Here is the shell script that builds the image:
rm -fr build mkdir build cp ../build/libs/spring-boot-restful-service.jar build docker build -t sb_rest_svc .
This script builds the image using the docker build command. The –t argument specifies the name give to the new image. The “.” argument tells Docker to build the image using the current working directory as what is called the context of the build. The context defines the set of files that are uploaded to the Docker daemon and used to build the image. At the root of the context is the Dockerfile, which contains commands such as ADD that reference the other files in the context. We could specify the Gradle project root as the context and upload the entire project to the Docker daemon. But since the only files needed to build the image are the Dockerfile and the JAR it’s much more efficient to copy the JAR file to a docker/build subdirectory.
Now that have packaged the application as a Docker image we need to run it. To do that we use the docker run command:
docker run –d –p 8080:8080 --name sb_rest_svc sb_rest_svc
The arguments to the run command are as follows:
- -d – tells Docker to run the service as a daemon
- -p – specifies the port mapping for the container. In this particular case, it specifies that the container’s port 8080 should be mapped to port 8080 on the host. In other words, clients can access this service via http://host:8080
- –name – specifies the name of the newly created container
- sb_rest_svc – the name of the image to run
If we execute this command, the service starts up but the Spring application context initialization fails because it doesn’t know how connect to MongoDB and RabbitMQ.
Fortunately, this problem is easy to fix because of how Spring Boot and Docker support environment variables. One of the nice features of Spring Boot is that it let’s you specify configuration properties using OS environment variables. Specifically, for this service we need to supply values for SPRING_DATA_MONGODB_URI, which specifies the MongoDB database, and SPRING_RABBITMQ_HOST, which specifies the RabbitMQ host.
This mechanism works extremely well with Docker because you can use the docker run command’s –e option to specify values for a container’s environment variables. For example, let’s suppose that RabbitMQ and Mongo are running on a machine with an IP address of 192.168.59.103. You can then run the container with the following command:
docker run -d -p 8080:8080 -e SPRING_DATA_MONGODB_URI=mongodb://192.168.59.103/userregistration -e SPRING_RABBITMQ_HOST=192.168.59.103 --name sb_rest_svc sb_rest_svc
This command starts the service, which connects to MongoDB and RabbitMQ. You can examine the output of the process using the docker log command:
docker logs sb_rest_svc
This command outputs the stdout/stderr of the service.

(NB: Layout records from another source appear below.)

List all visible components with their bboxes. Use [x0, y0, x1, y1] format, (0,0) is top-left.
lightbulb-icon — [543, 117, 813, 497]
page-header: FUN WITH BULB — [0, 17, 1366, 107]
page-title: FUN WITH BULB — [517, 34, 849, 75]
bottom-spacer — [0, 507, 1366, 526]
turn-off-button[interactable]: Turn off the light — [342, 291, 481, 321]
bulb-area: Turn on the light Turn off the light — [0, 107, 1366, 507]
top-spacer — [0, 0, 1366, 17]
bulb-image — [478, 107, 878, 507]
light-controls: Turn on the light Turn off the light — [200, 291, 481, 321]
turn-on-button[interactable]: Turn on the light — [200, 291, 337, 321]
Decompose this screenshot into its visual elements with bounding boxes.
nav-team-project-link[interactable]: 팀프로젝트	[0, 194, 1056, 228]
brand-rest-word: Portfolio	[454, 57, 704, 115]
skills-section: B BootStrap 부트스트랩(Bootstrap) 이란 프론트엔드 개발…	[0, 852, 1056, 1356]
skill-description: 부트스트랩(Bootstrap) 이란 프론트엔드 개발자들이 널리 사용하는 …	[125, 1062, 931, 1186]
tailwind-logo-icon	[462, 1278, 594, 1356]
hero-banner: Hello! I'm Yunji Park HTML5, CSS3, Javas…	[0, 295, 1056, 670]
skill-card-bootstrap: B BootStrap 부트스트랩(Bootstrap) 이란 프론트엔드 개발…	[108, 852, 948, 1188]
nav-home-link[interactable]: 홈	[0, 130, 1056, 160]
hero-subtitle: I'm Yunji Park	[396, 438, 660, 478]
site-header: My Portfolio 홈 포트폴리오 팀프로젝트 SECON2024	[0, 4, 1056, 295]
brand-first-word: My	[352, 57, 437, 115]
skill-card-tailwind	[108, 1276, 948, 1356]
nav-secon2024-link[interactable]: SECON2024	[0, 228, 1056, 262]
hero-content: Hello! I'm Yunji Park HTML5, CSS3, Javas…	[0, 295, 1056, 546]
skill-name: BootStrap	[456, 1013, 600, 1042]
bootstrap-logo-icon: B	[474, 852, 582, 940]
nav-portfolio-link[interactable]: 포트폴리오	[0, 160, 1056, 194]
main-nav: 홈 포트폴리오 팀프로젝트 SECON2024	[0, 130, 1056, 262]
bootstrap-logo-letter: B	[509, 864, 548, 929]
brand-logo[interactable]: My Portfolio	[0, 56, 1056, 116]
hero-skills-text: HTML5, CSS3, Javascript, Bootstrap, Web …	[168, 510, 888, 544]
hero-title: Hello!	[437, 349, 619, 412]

In this article, we saw how containerization is an excellent way to simplify deployment. Rather than giving operations your application and detailed deployment instructions, you simply package your application as a container. Docker is an extremely lightweight and efficient container technology. You can package your services as Docker containers and run them unchanged in any Docker environment: development, test and production. Later articles will look at various aspects of deploying Docker-based applications including a Jenkins-based deployment pipeline that builds and tests Docker images. We will also look at using Docker to simplify the setup of test environments.